The development of SSI solutions has been subsidized by the United States specifically for use cases in the public sector e.g., customs and visas through the Department of Homeland Security in the US. In Canada, regional governments (Ontario, British Columbia) have already launched projects that include verifiable company data in the public directory. Identity ecosystems have been emerging in South America, like “LACChain.”


In recent times, projects in countries such as Australia and Singapore have become public, further illustrating SSI’s global reach and that public officials are finally understanding the many benefits of this latest identity paradigm along with their role as adoption drivers.

Private Sector:

Globally, enterprises and businesses of all sizes have begun investing in SSI. Some examples include an increasing number of financial service providers and banks, technology companies like SAP, Salesforce, Workday Microsoft, and companies from nearly every other industry.


Self-Sovereign Identity is the future as it allows you to completely control your data and ensure how it is shared with others. Numerous companies will be looking to launch new programs and adopt better approaches toward SSI, as that is the only way they will manage to minimize their risks. The world of technology is moving at break-neck speeds, and self-sovereign identity is now seen as a privacy-preserving approach to digital identity.

Since the beginning of the internet, people have always used federated and centralized identifiers such as user names and emails for accessing apps and websites. Central identity systems tend to make businesses vulnerable to data breaches and hacks on the large scale, while on the other hand, federated systems allow businesses to use the personal data of people for storing and tracking their online activities without their consent or knowledge. Identity management systems that are centralized have suffered repeated data breaches, stolen identities, loss of individual control over data, and the spreading of confidential information.

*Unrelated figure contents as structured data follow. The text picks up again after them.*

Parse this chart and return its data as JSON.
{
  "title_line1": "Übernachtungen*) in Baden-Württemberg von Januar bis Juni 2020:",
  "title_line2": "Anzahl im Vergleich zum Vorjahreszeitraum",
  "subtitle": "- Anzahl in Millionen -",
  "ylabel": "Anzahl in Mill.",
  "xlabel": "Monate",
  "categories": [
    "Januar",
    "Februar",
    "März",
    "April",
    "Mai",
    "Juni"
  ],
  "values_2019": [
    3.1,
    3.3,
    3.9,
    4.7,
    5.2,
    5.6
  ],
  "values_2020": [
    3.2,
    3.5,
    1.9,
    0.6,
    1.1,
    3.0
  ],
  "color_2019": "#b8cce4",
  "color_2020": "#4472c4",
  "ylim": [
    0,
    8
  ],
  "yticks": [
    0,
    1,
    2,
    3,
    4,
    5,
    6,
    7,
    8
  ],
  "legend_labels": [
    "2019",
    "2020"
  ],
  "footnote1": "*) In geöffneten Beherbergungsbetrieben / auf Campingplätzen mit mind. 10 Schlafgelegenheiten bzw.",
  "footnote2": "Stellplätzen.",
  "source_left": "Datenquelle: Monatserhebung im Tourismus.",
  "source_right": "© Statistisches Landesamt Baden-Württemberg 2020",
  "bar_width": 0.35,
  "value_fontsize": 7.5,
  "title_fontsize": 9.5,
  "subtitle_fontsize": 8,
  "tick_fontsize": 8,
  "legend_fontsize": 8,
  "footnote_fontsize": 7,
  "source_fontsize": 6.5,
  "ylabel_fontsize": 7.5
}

At the same time, as credential and ID verification processes are expensive, outdated, inefficient, and slow, it results in a lack of product traceability and credential fraud, which is a big problem in several sectors, especially in licensing and supply chain.

The Self-Sovereign Identity (SSI) model was developed due to these problems, and it gives individuals full control and ownership of their digital identities and doesn’t rely on third parties. There are several use cases that have successfully implemented Self-Sovereign Identity management in various sectors, which include cryptocurrency, education, finance, and healthcare.